O gigante o olhou surpreso.
"Não sei se estou preparado para falar sobre isto ainda..."
O Sr. Ninguém fez um gesto de compreensão.
"Então quando estiver preparado, gostaria de ouvi-lo por dois motivos: tenho curiosidade de saber o que aconteceu na Caverna da Morte, pois o que sei até hoje são meras deduções. E também creio ser importante que nos relate o que aconteceu para que possamos iniciar uma nova jornada deixando o passado para trás. Agora acho que o melhor a fazermos é descansar e amanhã retornaremos à minha história."
No outro dia bem cedo a roda de três homens se formou novamente e antes que o Sr. Ninguém recomeçasse sua narrativa, Sttor tomou a palavra.
"Pensei bem antes de dormir e creio que não tenho nada nas minhas lembranças mais antigas que possa me envergonhar mais do que a forma com que agi nos últimos anos, saqueando homens inocentes. Minha história é muito simples, sem muitos enfeites. Saí para explorar novos lugares, eu e, eu e..."

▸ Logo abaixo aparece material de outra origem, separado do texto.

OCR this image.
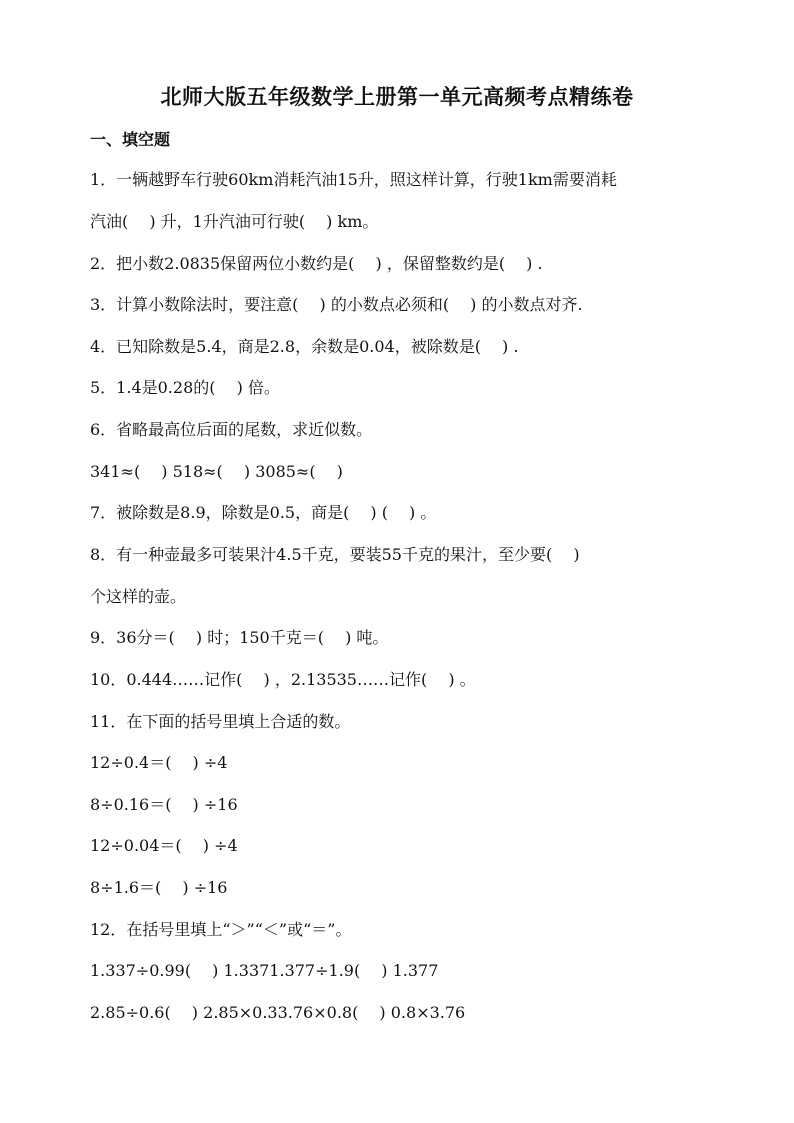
北师大版五年级数学上册第一单元高频考点精练卷
一、填空题
1．一辆越野车行驶60km消耗汽油15升，照这样计算，行驶1km需要消耗
汽油(　 ) 升，1升汽油可行驶(　 ) km。
2．把小数2.0835保留两位小数约是(　 ) ，保留整数约是(　 ) .
3．计算小数除法时，要注意(　 ) 的小数点必须和(　 ) 的小数点对齐.
4．已知除数是5.4，商是2.8，余数是0.04，被除数是(　 ) .
5．1.4是0.28的(　 ) 倍。
6．省略最高位后面的尾数，求近似数。
341≈(　 ) 518≈(　 ) 3085≈(　 )
7．被除数是8.9，除数是0.5，商是(　 ) (　 ) 。
8．有一种壶最多可装果汁4.5千克，要装55千克的果汁，至少要(　 )
个这样的壶。
9．36分＝(　 ) 时；150千克＝(　 ) 吨。
10．0.444……记作(　 ) ，2.13535……记作(　 ) 。
11．在下面的括号里填上合适的数。
12÷0.4＝(　 ) ÷4
8÷0.16＝(　 ) ÷16
12÷0.04＝(　 ) ÷4
8÷1.6＝(　 ) ÷16
12．在括号里填上“＞”“＜”或“＝”。
1.337÷0.99(　 ) 1.3371.377÷1.9(　 ) 1.377
2.85÷0.6(　 ) 2.85×0.33.76×0.8(　 ) 0.8×3.76
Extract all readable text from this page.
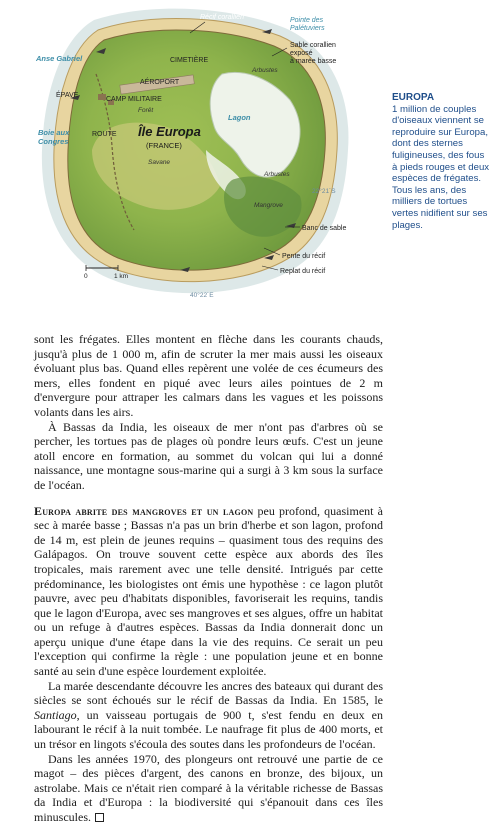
Récif corallien	Pointe des
Palétuviers
Sable corallien
exposé
à marée basse
Anse Gabriel	CIMETIÈRE
Arbustes
AÉROPORT
ÉPAVE
CAMP MILITAIRE
Lagon
Forêt
Boie aux
Congres
ROUTE Île Europa
(FRANCE)
Arbustes
Savane
Mangrove
22°21´S
Banc de sable
Pente du récif
Replat du récif
0	1 km
40°22´E
EUROPA

1 million de couples d'oiseaux viennent se reproduire sur Europa, dont des sternes fuligineuses, des fous à pieds rouges et deux espèces de frégates. Tous les ans, des milliers de tortues vertes nidifient sur ses plages.

sont les frégates. Elles montent en flèche dans les courants chauds, jusqu'à plus de 1 000 m, afin de scruter la mer mais aussi les oiseaux évoluant plus bas. Quand elles repèrent une volée de ces écumeurs des mers, elles fondent en piqué avec leurs ailes pointues de 2 m d'envergure pour attraper les calmars dans les vagues et les poissons volants dans les airs.

À Bassas da India, les oiseaux de mer n'ont pas d'arbres où se percher, les tortues pas de plages où pondre leurs œufs. C'est un jeune atoll encore en formation, au sommet du volcan qui lui a donné naissance, une montagne sous-marine qui a surgi à 3 km sous la surface de l'océan.

Europa abrite des mangroves et un lagon peu profond, quasiment à sec à marée basse ; Bassas n'a pas un brin d'herbe et son lagon, profond de 14 m, est plein de jeunes requins – quasiment tous des requins des Galápagos. On trouve souvent cette espèce aux abords des îles tropicales, mais rarement avec une telle densité. Intrigués par cette prédominance, les biologistes ont émis une hypothèse : ce lagon plutôt pauvre, avec peu d'habitats disponibles, favoriserait les requins, tandis que le lagon d'Europa, avec ses mangroves et ses algues, offre un habitat ou un refuge à d'autres espèces. Bassas da India donnerait donc un aperçu unique d'une étape dans la vie des requins. Ce serait un peu l'exception qui confirme la règle : une population jeune et en bonne santé au sein d'une espèce lourdement exploitée.

La marée descendante découvre les ancres des bateaux qui durant des siècles se sont échoués sur le récif de Bassas da India. En 1585, le Santiago, un vaisseau portugais de 900 t, s'est fendu en deux en labourant le récif à la nuit tombée. Le naufrage fit plus de 400 morts, et un trésor en lingots s'écoula des soutes dans les profondeurs de l'océan.

Dans les années 1970, des plongeurs ont retrouvé une partie de ce magot – des pièces d'argent, des canons en bronze, des bijoux, un astrolabe. Mais ce n'était rien comparé à la véritable richesse de Bassas da India et d'Europa : la biodiversité qui s'épanouit dans ces îles minuscules.
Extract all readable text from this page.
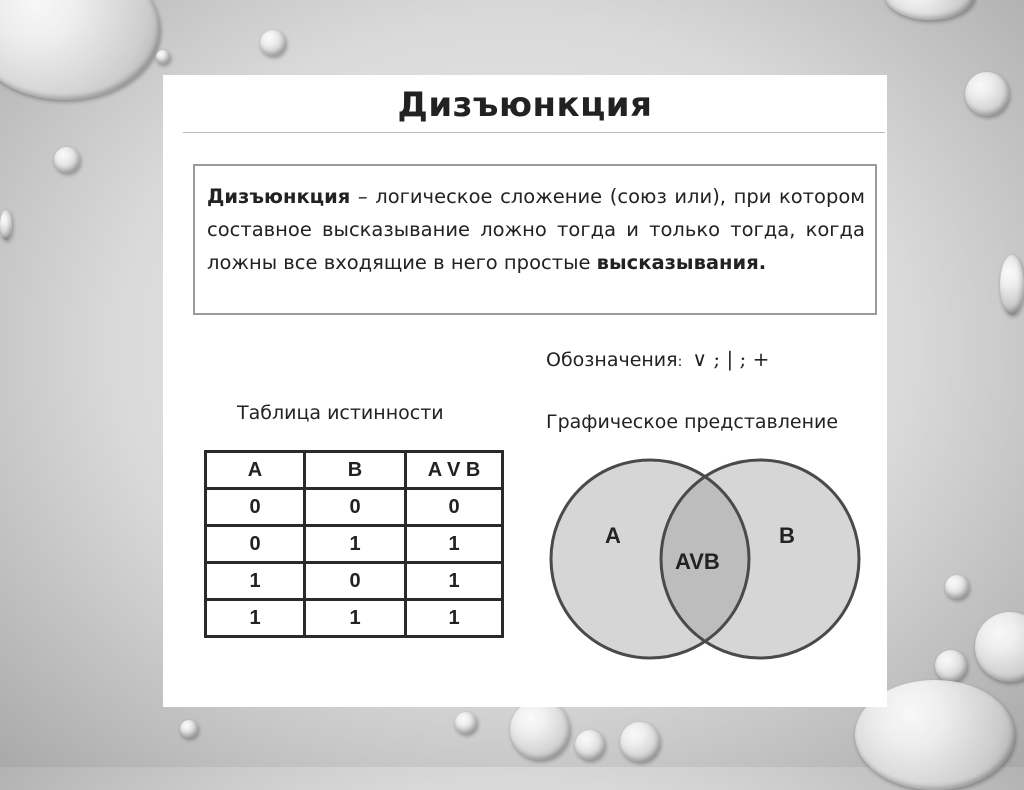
Дизъюнкция
Дизъюнкция – логическое сложение (союз или), при котором составное высказывание ложно тогда и только тогда, когда ложны все входящие в него простые высказывания.
Обозначения: ∨ ; | ; +
Графическое представление
Таблица истинности
A	B	A V B
0	0	0
0	1	1
1	0	1
1	1	1
A	B
AVB
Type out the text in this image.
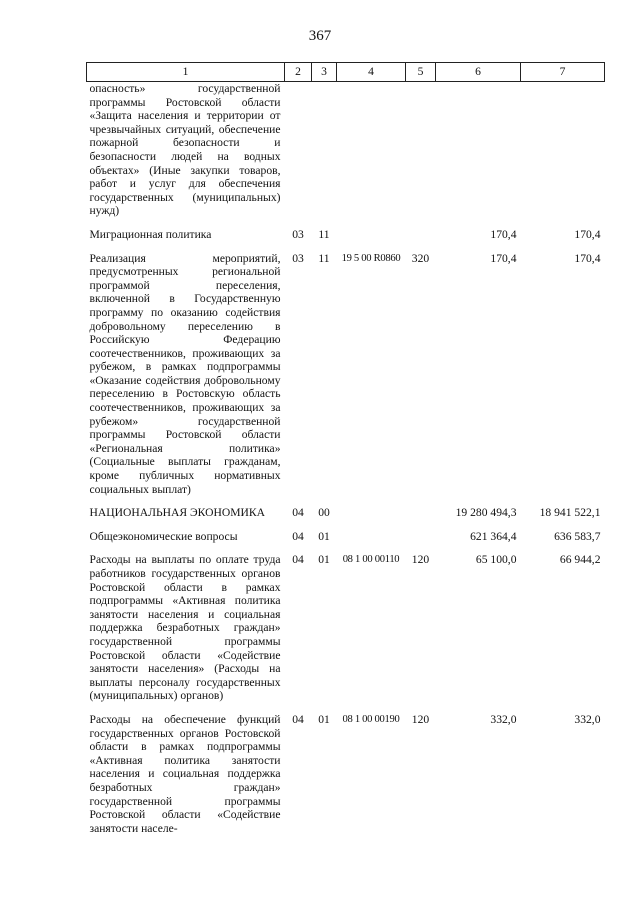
367
1	2	3	4	5	6	7
опасность» государственной программы Ростовской области «Защита населения и территории от чрезвычайных ситуаций, обеспечение пожарной безопасности и безопасности людей на водных объектах» (Иные закупки товаров, работ и услуг для обеспечения государственных (муниципальных) нужд)						
Миграционная политика	03	11			170,4	170,4
Реализация мероприятий, предусмотренных региональной программой переселения, включенной в Государственную программу по оказанию содействия добровольному переселению в Российскую Федерацию соотечественников, проживающих за рубежом, в рамках подпрограммы «Оказание содействия добровольному переселению в Ростовскую область соотечественников, проживающих за рубежом» государственной программы Ростовской области «Региональная политика» (Социальные выплаты гражданам, кроме публичных нормативных социальных выплат)	03	11	19 5 00 R0860	320	170,4	170,4
НАЦИОНАЛЬНАЯ ЭКОНОМИКА	04	00			19 280 494,3	18 941 522,1
Общеэкономические вопросы	04	01			621 364,4	636 583,7
Расходы на выплаты по оплате труда работников государственных органов Ростовской области в рамках подпрограммы «Активная политика занятости населения и социальная поддержка безработных граждан» государственной программы Ростовской области «Содействие занятости населения» (Расходы на выплаты персоналу государственных (муниципальных) органов)	04	01	08 1 00 00110	120	65 100,0	66 944,2
Расходы на обеспечение функций государственных органов Ростовской области в рамках подпрограммы «Активная политика занятости населения и социальная поддержка безработных граждан» государственной программы Ростовской области «Содействие занятости населе-	04	01	08 1 00 00190	120	332,0	332,0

"Seu pai!" - completou o Sr. Ninguém.
"Tinha certeza que tinha percebido, nossa semelhança é grande. Eu soube disso durante o torneio, você me avisou, fui eu que não quis escutar, pois ainda me achava invencível. O desejo que você demonstrou em reaver a sua espada, a qual representava a sua dignidade, foi algo que mexeu muito comigo, foi um dos grandes motivos para que resolvesse mudar os rumos da minha vida."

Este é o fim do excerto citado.